As chief information officer of the Environmental Protection Agency, Ann Dunkin is charged with modernizing the IT infrastructure of the 15,000-person strong office.
Dunkin spoke with Senior Reporter Carten Cordell
about the progress that EPA is making in reforming its IT acquisition process and the challenge of shifting from legacy systems to agile development.
Can you talk about how FITARA has changed the role of CIOs when it comes to managing an agency's IT infrastructure?
FITARA provides CIOs with very specific budget and acquisition authority that allows infrastructure projects to be managed and supported from an enterprise perspective. At EPA, as part of our FITARA implementation, we have instituted portfolio reviews with all offices who manage infrastructure. We look at their current state and paths forward to ensure a consistent vision. As such we have been able to provide direction for data center consolidation and provide guidance on enterprise tool adoption.
At the same time, FITARA has sparked enterprise thinking at local levels. I have been heartened to hear about programs and offices taking their own initiative to both stem decisions that would not pass FITARA, and also to share innovative solutions that could be adopted on a larger scale.
Since we saw the first FITARA scorecards come out last November, what progress have you seen made towards them at EPA and what have you learned?
Much of our first year of FITARA was focused on getting the CIO involved in the acquisition reviews and IT portfolio reviews. These have been instrumental in helping us set up strategies for streamlining acquisitions, identifying model agile projects, and communicating expectations for buy over build, leveraging e-Enterprise, and addressing storage issues.
That said, the areas where EPA fared well on the scorecard are Incremental Development and Risk Assessment Transparency. These are areas in which I remain heavily involved. We look at the employment of agile methodologies in all acquisition and portfolio reviews, and our implementation plan includes standing up a fellowship program that will bring agile skill sets to EPA IT projects.
You started a major reorganization of EPA's IT infrastructure in 2015. How did FITARA inform the changes you wanted to make and where is the agency today compared to your ultimate vision?
These changes are all part of the reorganization of the Office of Environmental Information. The reorganization has been in process for some time and we expect to finalize it in July 2016. We initiated the reorganization to respond to new developments in information technology, to help make decisions to adopt new solutions, and to improve the quality of our services to the EPA customers and mission. The new organization will help us promote the use of agile and user-focused development methodologies, and to ensure we have customer advocacy built into our organizational structure. Pending the finalization of the reorganization, we have started standing up some of the new consulting services and have provided key development direction to major EPA mission systems. I am very happy with the direction we have set to ensure that OEI is an integral partner in the IT support to the EPA mission.

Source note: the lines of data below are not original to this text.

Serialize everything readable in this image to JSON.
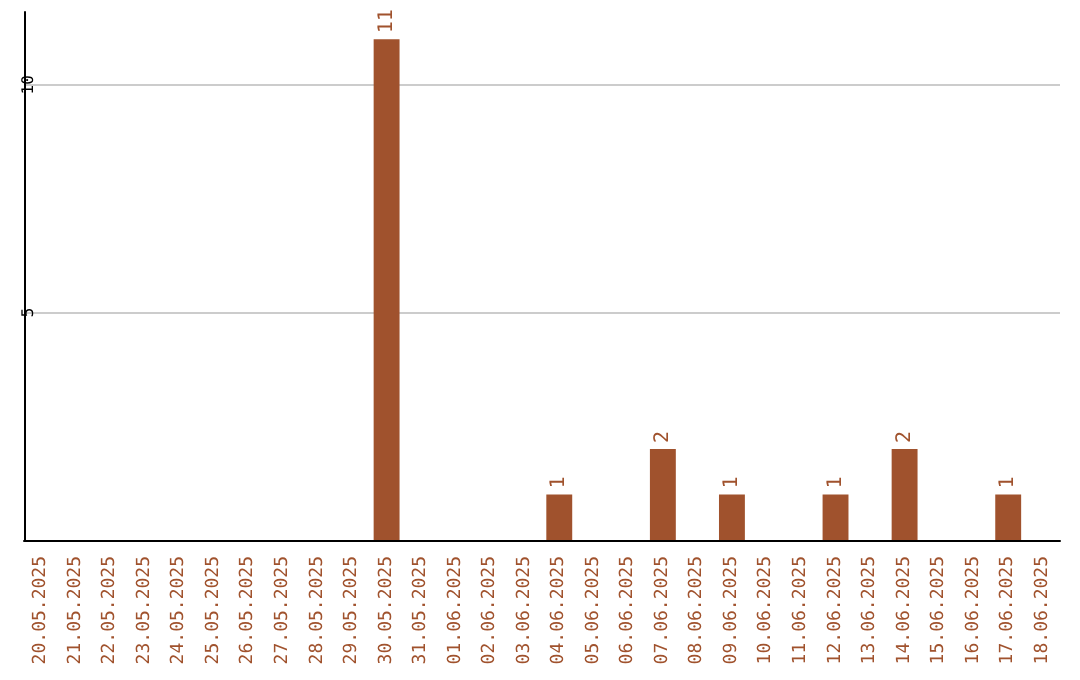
{
  "chart_data": {
    "type": "bar",
    "categories": [
      "20.05.2025",
      "21.05.2025",
      "22.05.2025",
      "23.05.2025",
      "24.05.2025",
      "25.05.2025",
      "26.05.2025",
      "27.05.2025",
      "28.05.2025",
      "29.05.2025",
      "30.05.2025",
      "31.05.2025",
      "01.06.2025",
      "02.06.2025",
      "03.06.2025",
      "04.06.2025",
      "05.06.2025",
      "06.06.2025",
      "07.06.2025",
      "08.06.2025",
      "09.06.2025",
      "10.06.2025",
      "11.06.2025",
      "12.06.2025",
      "13.06.2025",
      "14.06.2025",
      "15.06.2025",
      "16.06.2025",
      "17.06.2025",
      "18.06.2025"
    ],
    "values": [
      0,
      0,
      0,
      0,
      0,
      0,
      0,
      0,
      0,
      0,
      11,
      0,
      0,
      0,
      0,
      1,
      0,
      0,
      2,
      0,
      1,
      0,
      0,
      1,
      0,
      2,
      0,
      0,
      1,
      0
    ],
    "value_labels": [
      null,
      null,
      null,
      null,
      null,
      null,
      null,
      null,
      null,
      null,
      "11",
      null,
      null,
      null,
      null,
      "1",
      null,
      null,
      "2",
      null,
      "1",
      null,
      null,
      "1",
      null,
      "2",
      null,
      null,
      "1",
      null
    ],
    "color": "#a0522d",
    "ylim": [
      0,
      11.6
    ],
    "yticks": [
      5,
      10
    ],
    "grid": "y"
  }
}
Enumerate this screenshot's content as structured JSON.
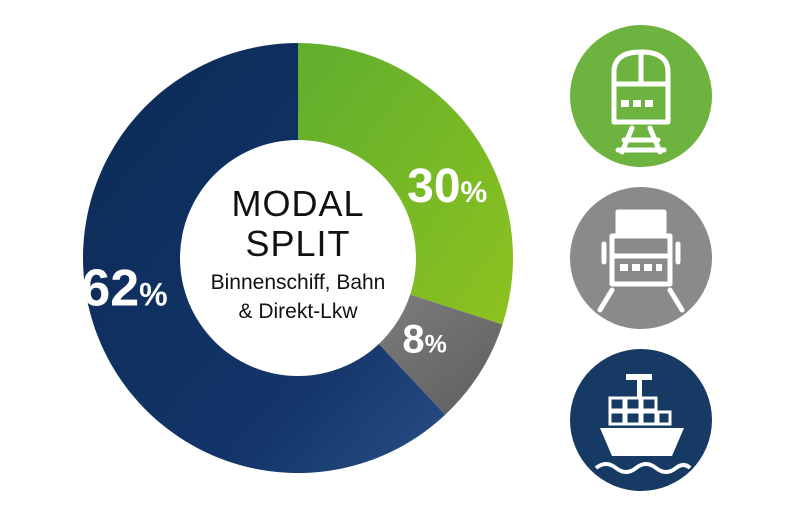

What are the biggest challenges you see facing CIOs in moving from their legacy systems to agile development?
We need to encourage IT project teams to be forthcoming about their needs for change and ensuring the CIOs provide the hands-on assistance needed to help. "Agile" cannot simply become another word that is included in FITARA reviews to get an acquisition approval; it is a methodology that must be taught, modeled and demonstrate its success. We are setting up a fellowship program at EPA to embed staff with cutting-edge user experience and agile development skills with our programs. These resources will help foster and grow those skill sets within EPA.
That said, we have also discovered some true hotbeds of agile expertise in the agency, and we are using them to help spread the word. One of the IT project managers recently met with staff from the contracting office to help them understand key differences in conducting IT procurements in an agile project environment. She called out the greater degree of transparency in agile methodologies, as well as citing increased quality of releases due to ongoing testing. When messages of success come from the programs, people listen.